For Brownlow and Mollo, the British would have capitulated before the Germans every bit as readily as was the case anywhere else. Of course, there would have been partisans and resistance, but the great majority would have settled down quietly under some form of crypto-Vichy regime (in this case under the aegis of the paramilitary Immediate Action organisation, which apparently works in support of a British puppet government, headed by Oswald Mosley). IHH raises important questions about the role of free will and individual choice, as well as the capacity for realistic resistance in the face of totalitarianism. Indeed, it asks (and answers in exactly the same way) the core question from Powell and Pressburger's Life and Death of Colonel Blimp - how far should people be prepared to go to fight fascism, given that the alternative to winning is no alternative at all?
The problem for IHH is that it doesn't supply any easy answers, or offer much in the way of hope.
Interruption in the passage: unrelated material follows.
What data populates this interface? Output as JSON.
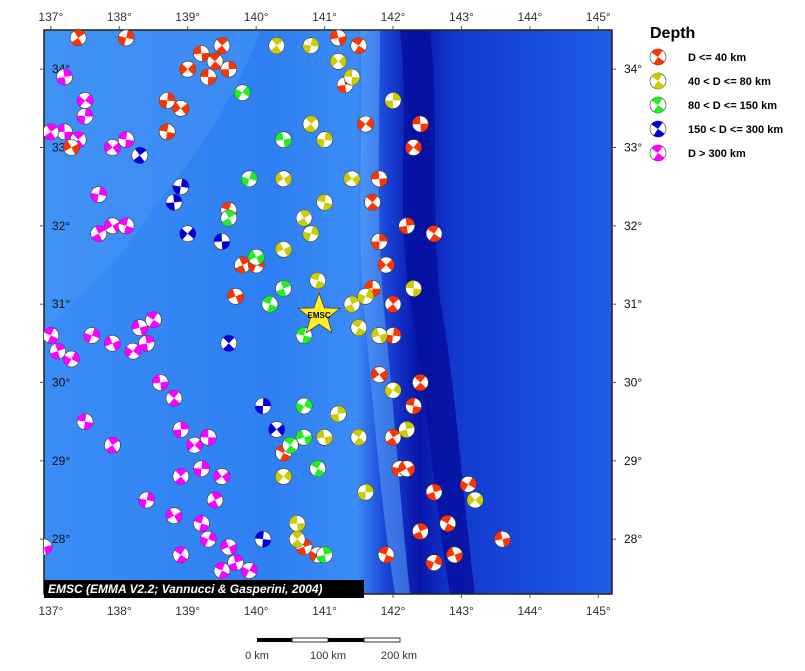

Yes, the film ends with news coming over the wireless of a series of landings by the United States Army in the West Country (a sort of alter-D-Day), but this doesn't kick off delirious national celebrations so much as an orgy of score-settling on the part of the partisans, machine gunning British SS members and anyone that can be loosely defined as a collaborator in woodland clearings and generally setting the scene for a new dictatorship of the left, qua eastern Europe.
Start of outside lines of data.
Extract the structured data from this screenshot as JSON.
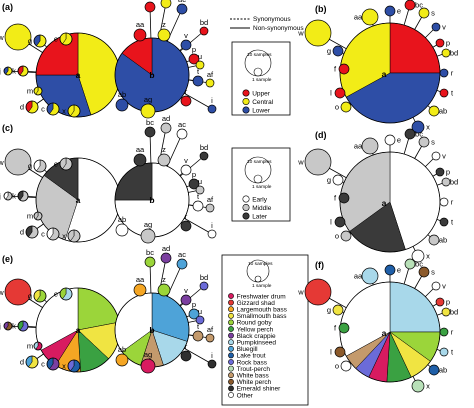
{
  "panels": [
    "(a)",
    "(b)",
    "(c)",
    "(d)",
    "(e)",
    "(f)"
  ],
  "lines_legend": {
    "synonymous": "Synonymous",
    "non_synonymous": "Non-synonymous"
  },
  "size_legend": {
    "large": "10 samples",
    "small": "1 sample"
  },
  "region_legend": [
    {
      "label": "Upper",
      "color": "#e8141c"
    },
    {
      "label": "Central",
      "color": "#f2ec17"
    },
    {
      "label": "Lower",
      "color": "#2e4ea6"
    }
  ],
  "time_legend": [
    {
      "label": "Early",
      "color": "#ffffff"
    },
    {
      "label": "Middle",
      "color": "#c8c8c8"
    },
    {
      "label": "Later",
      "color": "#3a3a3a"
    }
  ],
  "species_legend": [
    {
      "label": "Freshwater drum",
      "color": "#d81b60"
    },
    {
      "label": "Gizzard shad",
      "color": "#e53935"
    },
    {
      "label": "Largemouth bass",
      "color": "#f5a623"
    },
    {
      "label": "Smallmouth bass",
      "color": "#f0e442"
    },
    {
      "label": "Round goby",
      "color": "#9bd53a"
    },
    {
      "label": "Yellow perch",
      "color": "#3aa142"
    },
    {
      "label": "Black crappie",
      "color": "#7b3fa0"
    },
    {
      "label": "Pumpkinseed",
      "color": "#a8d8ea"
    },
    {
      "label": "Bluegill",
      "color": "#4ea3d8"
    },
    {
      "label": "Lake trout",
      "color": "#1f5fa8"
    },
    {
      "label": "Rock bass",
      "color": "#6b6bd8"
    },
    {
      "label": "Trout-perch",
      "color": "#b8e0b8"
    },
    {
      "label": "White bass",
      "color": "#c49a6c"
    },
    {
      "label": "White perch",
      "color": "#8c5a2b"
    },
    {
      "label": "Emerald shiner",
      "color": "#2f2f2f"
    },
    {
      "label": "Other",
      "color": "#ffffff"
    }
  ],
  "haplotype_labels": [
    "a",
    "b",
    "c",
    "d",
    "e",
    "f",
    "g",
    "h",
    "i",
    "j",
    "k",
    "l",
    "m",
    "n",
    "o",
    "p",
    "q",
    "r",
    "s",
    "t",
    "u",
    "v",
    "w",
    "x",
    "y",
    "z",
    "aa",
    "ab",
    "ac",
    "ad",
    "ae",
    "af",
    "ag",
    "bc",
    "bd",
    "be"
  ]
}
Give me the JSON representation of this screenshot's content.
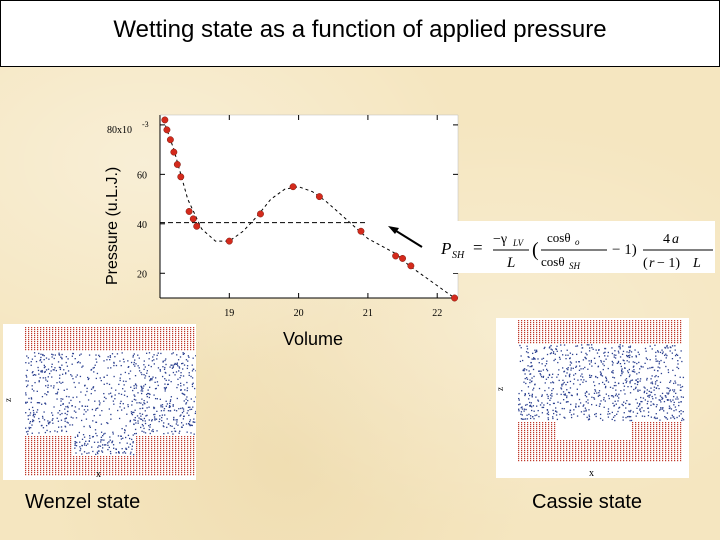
{
  "slide": {
    "title": "Wetting state as a function of applied pressure"
  },
  "chart_data": {
    "type": "scatter",
    "title": "",
    "xlabel": "Volume",
    "ylabel": "Pressure (u.L.J.)",
    "xlim": [
      18.0,
      22.3
    ],
    "ylim": [
      10,
      84
    ],
    "y_scale_label": "80x10",
    "y_scale_exponent": "-3",
    "x_ticks": [
      19,
      20,
      21,
      22
    ],
    "y_ticks": [
      20,
      40,
      60,
      80
    ],
    "y_tick_labels": [
      "20",
      "40",
      "60",
      ""
    ],
    "reference_line_y": 40.5,
    "series": [
      {
        "marker_color": "#d42a1c",
        "points": [
          {
            "x": 18.07,
            "y": 82
          },
          {
            "x": 18.1,
            "y": 78
          },
          {
            "x": 18.15,
            "y": 74
          },
          {
            "x": 18.2,
            "y": 69
          },
          {
            "x": 18.25,
            "y": 64
          },
          {
            "x": 18.3,
            "y": 59
          },
          {
            "x": 18.42,
            "y": 45
          },
          {
            "x": 18.48,
            "y": 42
          },
          {
            "x": 18.53,
            "y": 39
          },
          {
            "x": 19.0,
            "y": 33
          },
          {
            "x": 19.45,
            "y": 44
          },
          {
            "x": 19.92,
            "y": 55
          },
          {
            "x": 20.3,
            "y": 51
          },
          {
            "x": 20.9,
            "y": 37
          },
          {
            "x": 21.4,
            "y": 27
          },
          {
            "x": 21.5,
            "y": 26
          },
          {
            "x": 21.62,
            "y": 23
          },
          {
            "x": 22.25,
            "y": 10
          }
        ]
      }
    ],
    "fit_curve": [
      {
        "x": 18.05,
        "y": 82
      },
      {
        "x": 18.2,
        "y": 70
      },
      {
        "x": 18.4,
        "y": 50
      },
      {
        "x": 18.6,
        "y": 38
      },
      {
        "x": 18.8,
        "y": 33
      },
      {
        "x": 19.0,
        "y": 33
      },
      {
        "x": 19.2,
        "y": 37
      },
      {
        "x": 19.4,
        "y": 43
      },
      {
        "x": 19.6,
        "y": 50
      },
      {
        "x": 19.8,
        "y": 54
      },
      {
        "x": 20.0,
        "y": 55
      },
      {
        "x": 20.2,
        "y": 53
      },
      {
        "x": 20.4,
        "y": 49
      },
      {
        "x": 20.6,
        "y": 44
      },
      {
        "x": 20.8,
        "y": 39
      },
      {
        "x": 21.0,
        "y": 34
      },
      {
        "x": 21.2,
        "y": 31
      },
      {
        "x": 21.4,
        "y": 28
      },
      {
        "x": 21.6,
        "y": 23
      },
      {
        "x": 21.8,
        "y": 19
      },
      {
        "x": 22.0,
        "y": 15
      },
      {
        "x": 22.25,
        "y": 10
      }
    ]
  },
  "formula": {
    "color": "#000000"
  },
  "panels": {
    "wenzel": {
      "label": "Wenzel state",
      "x_axis": "x",
      "z_axis": "z"
    },
    "cassie": {
      "label": "Cassie state",
      "x_axis": "x",
      "z_axis": "z"
    },
    "wall_color": "#c0392b",
    "liquid_color": "#2a3f8f"
  }
}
All of the films use the national myth of British exceptionalism for their own purposes - whether to stiffen national resolve in the face of external threat, or to provide a cheerful way of spending 2 hours in a cinema in the case of TEHL. What makes IHH so unsettling is that it attempts to question the veracity of the stories that we tell about ourselves as a nation, and show that we are simply just another part of a wider humanity.
In this analysis, there is nothing special about Britain or the British, except the luck of having 30 miles of water between us and a succession of European tyrants.